Guru tidak hanya mengajarkan
scientific saja tetapi juga tentang
norma, moral, karakter. Persahabatan dengan rekan-rekan
dapat membantu dia belajar tentang berbagi dan bergiliran, kerjasama dan
resolusi konflik, keadilan, atau agresi-semua skill dia akan butuhkan nanti di
sekolah dan dalam kehidupan.
Pemahaman multicultural dari guru juga mengambil peran penting dalam hal ini,
karena pemahaman konflik yang berkenaan dengan isu-isu “sara” dapat ditekan.
Sebagai
kekayaan berarti semua agama yang berada di Nusantara ini diyakini mempunyai
kekhasan fungsional religious sehingga adanya banyak agama justru menampilkan
wajah bangsa yang “tidak monoton” karena perbedaan agama merupakan anugra bagi
bangsa ini. Itulah pemahaman yang harus di tanamkan kepada seluruh masyarakat
Indonesia yang masih awam akan toleransi.dalam pendidikan umum pada sekolah, di
isi dengan berbagai study pemahaman yang saling bersinergi dengan keyakinan.
Dalam aspek
pendidikan, pendidikan liberal dan demokrasi merupakan hal yang mempunyai
maksud dan tujuan yang sama, yaitu terciptanya keaktifan interaksi wacana dalam
kelas yang berasaskan kesetaraan dan tak terkotak-kotakkan dalam golongan, ras,
dan agama. Ini yang sudah pasti akan terciptanya budaya keharmonisan dalam
kelas. Keseimbangan toleransi di kelas yang multicultural akan lebih terlihat
menarik dibandingkan kelas yang monoton dalam adat istiadat yang sama.
Religious harmony
Pendidikan liberal tersebut tak lain
dan tak bukan merupakan suatu langkah yang pasti dalam mewujudkan keharmonisan
dalam beragama. Wacana dalam kelas mungkin Cuma sejenis simulator untuk
mambangun keharmonisan yang sesungguhnya dikalangan masyarakat ketika siswa
tersebut terjun ke Masyarakat. Indeonesia sebagai Negara yang multicultural,
tercatat sebagai salahsatu Negara yang paling toleran diasia bahkan di Dunia.

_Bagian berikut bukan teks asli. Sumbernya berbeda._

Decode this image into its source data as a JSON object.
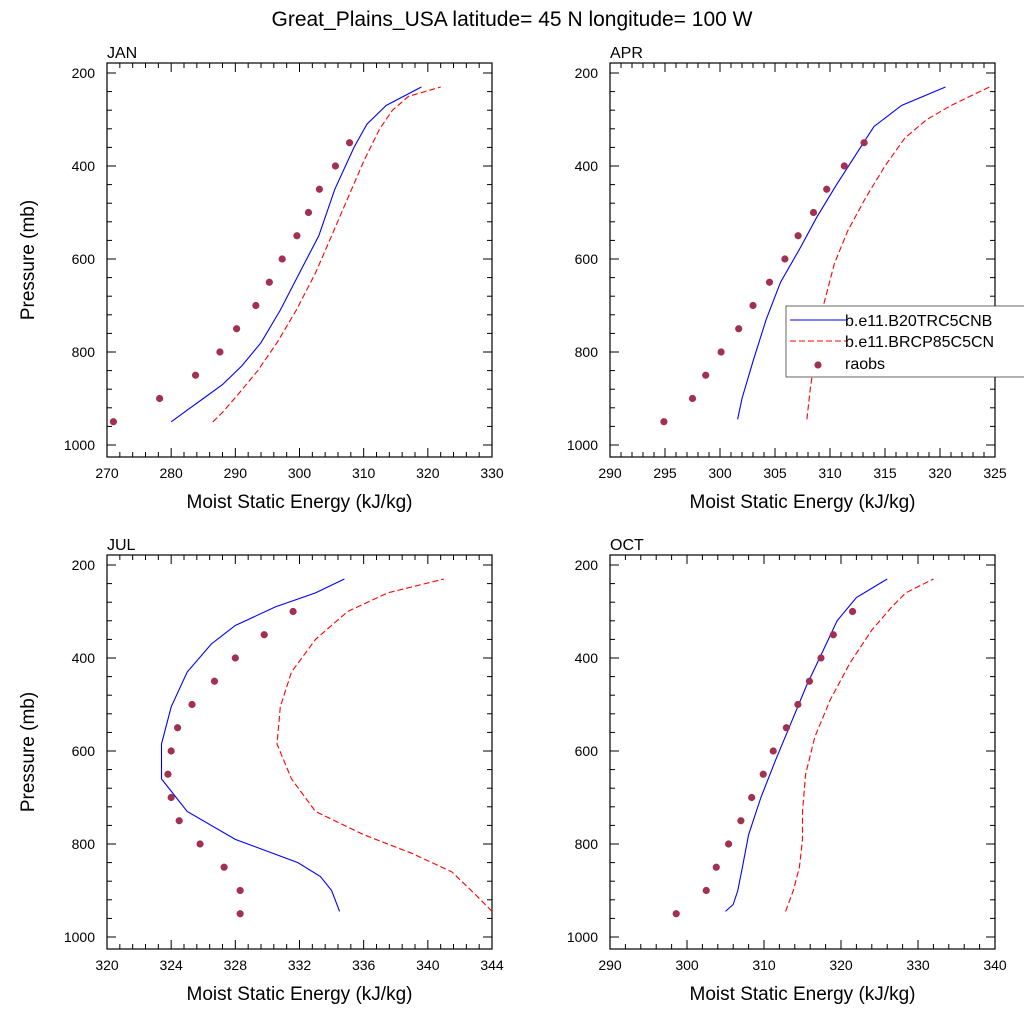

Itu dapat terlihat dari keseharian masyarakat Indonesia yang agamis namun
mempunyai tenggang rasa yang sangat tinggi. Peer interaction mengkombinasi
antara keharmonisan beragama dengan wacana
dalam kelas yang menmungkinkan siswanya dapat berpikir kritis dan
moderat.
Untuk itu sebagai Indonesia sebagai
negara yang berdaulat tidak menjadikan segala sesuatu yang datang dari Barat
sebagai anutan secara berlebihan, terlebih meniru secara menyeluruh, karena
Bangsa kita tidak kalah hebat, bahkan sebenarnya jauh lebih hebat dibandingkan
Negara-negara Barat tersebut. Nilai-nilai yang kita punya, yang terbentuk
melalui proses yang panjang dan dilatarbelakangi oleh penyesuaian karakteristik
iklim, karakteristik keadaan alam, maupun karakteristik
sosiologis-kemasyarakatan, membentuk budaya, norma, dan nilai-nilai yang patut
kita acungkan jempol dan tentu saja paling sesuai dengan diri kita sebagai
masyarakat Indonesia.[7]
Namun itu terkesan bertolak belakang
dengan sistem pendidikan di Indonesia yang di kotak-kotakkan oleh agama. Apa
kah perlu kementrian agama meng handle pendidikan yang berbasis agama khususnya
islam? Mungkin ini terlihat aneh ketika di sekolah umum terdapat pelajaran
agama islam, yang notabene tidak semua murid di sekolah tersebut beragama
islam. Tapi ternyata presepsi tersebut tidak benar karena, pelajaran agama yang
ada pada sekolah umum seperti SMP/SMA/SMK merupakan pelajaran agama yang tak
hanya mempelajari tentang agama secara umum, namun juga mempelajari lebih
lanjut tentang masalah akhlak, budi pekerti, dan norma adat yang baik.
Dialog agama merupakan interaksi social
Dialog dibatasi sebagai forum
tukar-menukar pemahaman dan pengalaman kognitif, afektif dan motorik. Tuhan pun
meladeni rasulnya untuk berdialog, sehingga adanya saling mengerti antara tuhan
dan rasulnya. Kalau metode dialog ini dicontohkan oleh tuhan kenapa kita tidak?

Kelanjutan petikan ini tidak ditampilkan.